Las cartas de bares y restaurantes también reflejan esta transformación. Ya no se trata de ofrecer “la opción sin alcohol”, sino de desarrollar propuestas con el mismo cuidado, diseño y narrativa que cualquier otra bebida del menú.

Una industria que está aprendiendo a hablar otro lenguaje

De acuerdo con distintos análisis de tendencias globales, el crecimiento de las bebidas con bajo o nulo contenido alcohólico responde a una combinación de factores, entre ellos una mayor conciencia sobre la salud, el contexto económico y una redefinición del papel del alcohol como lubricante social.

En este nuevo escenario, la moderación ya no se vive como una restricción, sino como una elección.

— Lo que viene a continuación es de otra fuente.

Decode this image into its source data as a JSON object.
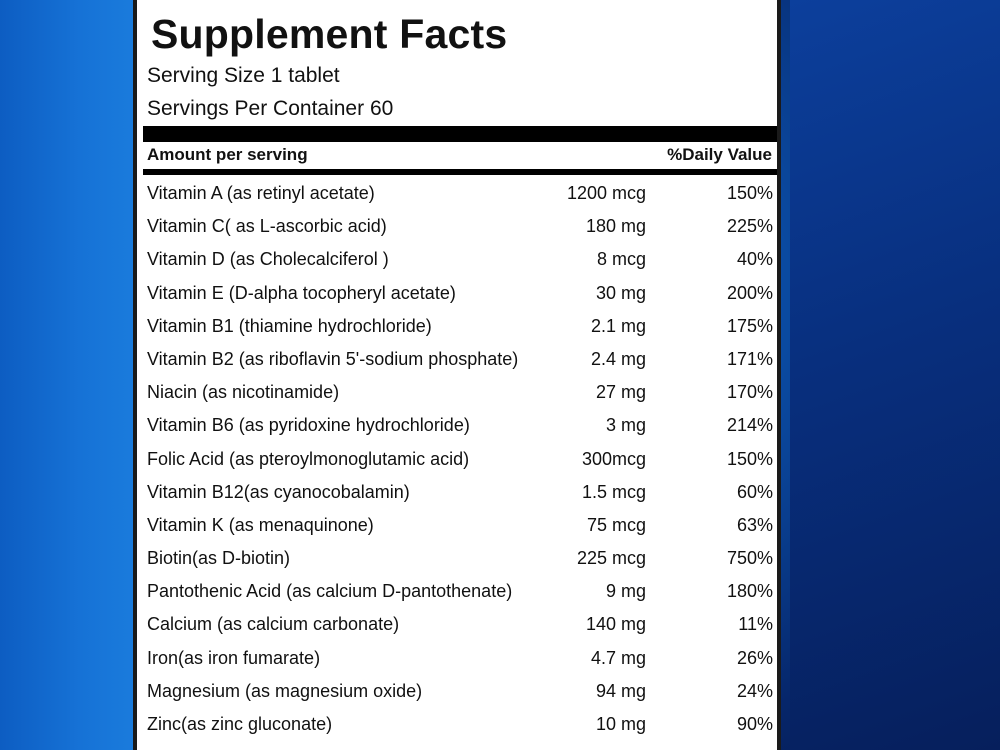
{
  "label": {
    "title": "Supplement Facts",
    "serving_size": "Serving Size 1 tablet",
    "servings_per_container": "Servings Per Container  60",
    "header": {
      "amount_per_serving": "Amount per serving",
      "daily_value": "%Daily Value"
    },
    "nutrients": [
      {
        "name": "Vitamin A (as retinyl acetate)",
        "amount": "1200 mcg",
        "dv": "150%"
      },
      {
        "name": "Vitamin C( as L-ascorbic acid)",
        "amount": "180 mg",
        "dv": "225%"
      },
      {
        "name": "Vitamin D (as Cholecalciferol )",
        "amount": "8 mcg",
        "dv": "40%"
      },
      {
        "name": "Vitamin E (D-alpha tocopheryl acetate)",
        "amount": "30 mg",
        "dv": "200%"
      },
      {
        "name": "Vitamin B1 (thiamine hydrochloride)",
        "amount": "2.1 mg",
        "dv": "175%"
      },
      {
        "name": "Vitamin B2 (as riboflavin 5'-sodium phosphate)",
        "amount": "2.4 mg",
        "dv": "171%"
      },
      {
        "name": "Niacin (as nicotinamide)",
        "amount": "27 mg",
        "dv": "170%"
      },
      {
        "name": "Vitamin B6 (as pyridoxine hydrochloride)",
        "amount": "3 mg",
        "dv": "214%"
      },
      {
        "name": "Folic Acid (as pteroylmonoglutamic acid)",
        "amount": "300mcg",
        "dv": "150%"
      },
      {
        "name": "Vitamin B12(as cyanocobalamin)",
        "amount": "1.5 mcg",
        "dv": "60%"
      },
      {
        "name": "Vitamin K (as menaquinone)",
        "amount": "75 mcg",
        "dv": "63%"
      },
      {
        "name": "Biotin(as D-biotin)",
        "amount": "225 mcg",
        "dv": "750%"
      },
      {
        "name": "Pantothenic Acid (as calcium D-pantothenate)",
        "amount": "9 mg",
        "dv": "180%"
      },
      {
        "name": "Calcium (as calcium carbonate)",
        "amount": "140 mg",
        "dv": "11%"
      },
      {
        "name": "Iron(as iron fumarate)",
        "amount": "4.7 mg",
        "dv": "26%"
      },
      {
        "name": "Magnesium (as magnesium oxide)",
        "amount": "94 mg",
        "dv": "24%"
      },
      {
        "name": "Zinc(as zinc gluconate)",
        "amount": "10 mg",
        "dv": "90%"
      }
    ]
  },
  "colors": {
    "background_blue": "#0b4fa8",
    "panel_white": "#ffffff",
    "text_black": "#111111"
  }
}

Esto obliga a las marcas a replantear su forma de innovar. Ya no basta con reducir el contenido de alcohol de un producto existente. La conversación se desplaza hacia el diseño de nuevas experiencias, con formatos distintos, beneficios funcionales, ingredientes botánicos y propuestas que respondan a estilos de vida cada vez más diversos.

La innovación ya no está solo en el sabor, sino en la manera en que una bebida se integra a la vida cotidiana.

Las marcas también están leyendo el cambio

El crecimiento de las bebidas sin alcohol también ha abierto espacio para propuestas que exploran nuevas formas de beber más allá del alcohol. En México, algunas marcas impulsan esta transición desde una mirada independiente y experimental, como Colima Cero, Sans, Riise, entre otras.

Más que replicar la cerveza tradicional sin alcohol, estos proyectos construyen un lenguaje propio dentro de la categoría. Apuestan por perfiles de sabor, ingredientes y narrativas que no buscan imitar una bebida existente, sino consolidar una identidad propia. En ese sentido, las bebidas sin alcohol comienzan a posicionarse como uno de los espacios de mayor innovación dentro de la cultura de consumo contemporánea.

La nueva era de la bebida sin alcohol 

Al final, esta nueva etapa no habla de una ausencia, sino de una expansión de posibilidades. La bebida sin alcohol deja de ser una alternativa silenciosa para convertirse en parte de la manera en que hoy se construyen los momentos de convivencia, sin reglas únicas ni explicaciones necesarias.

Y en ese cambio, más cotidiano de lo que parece, comienza a redefinirse algo más grande. La forma en que elegimos compartir los mismos espacios, entendiendo que ya no todxs tenemos que hacerlo de la misma manera.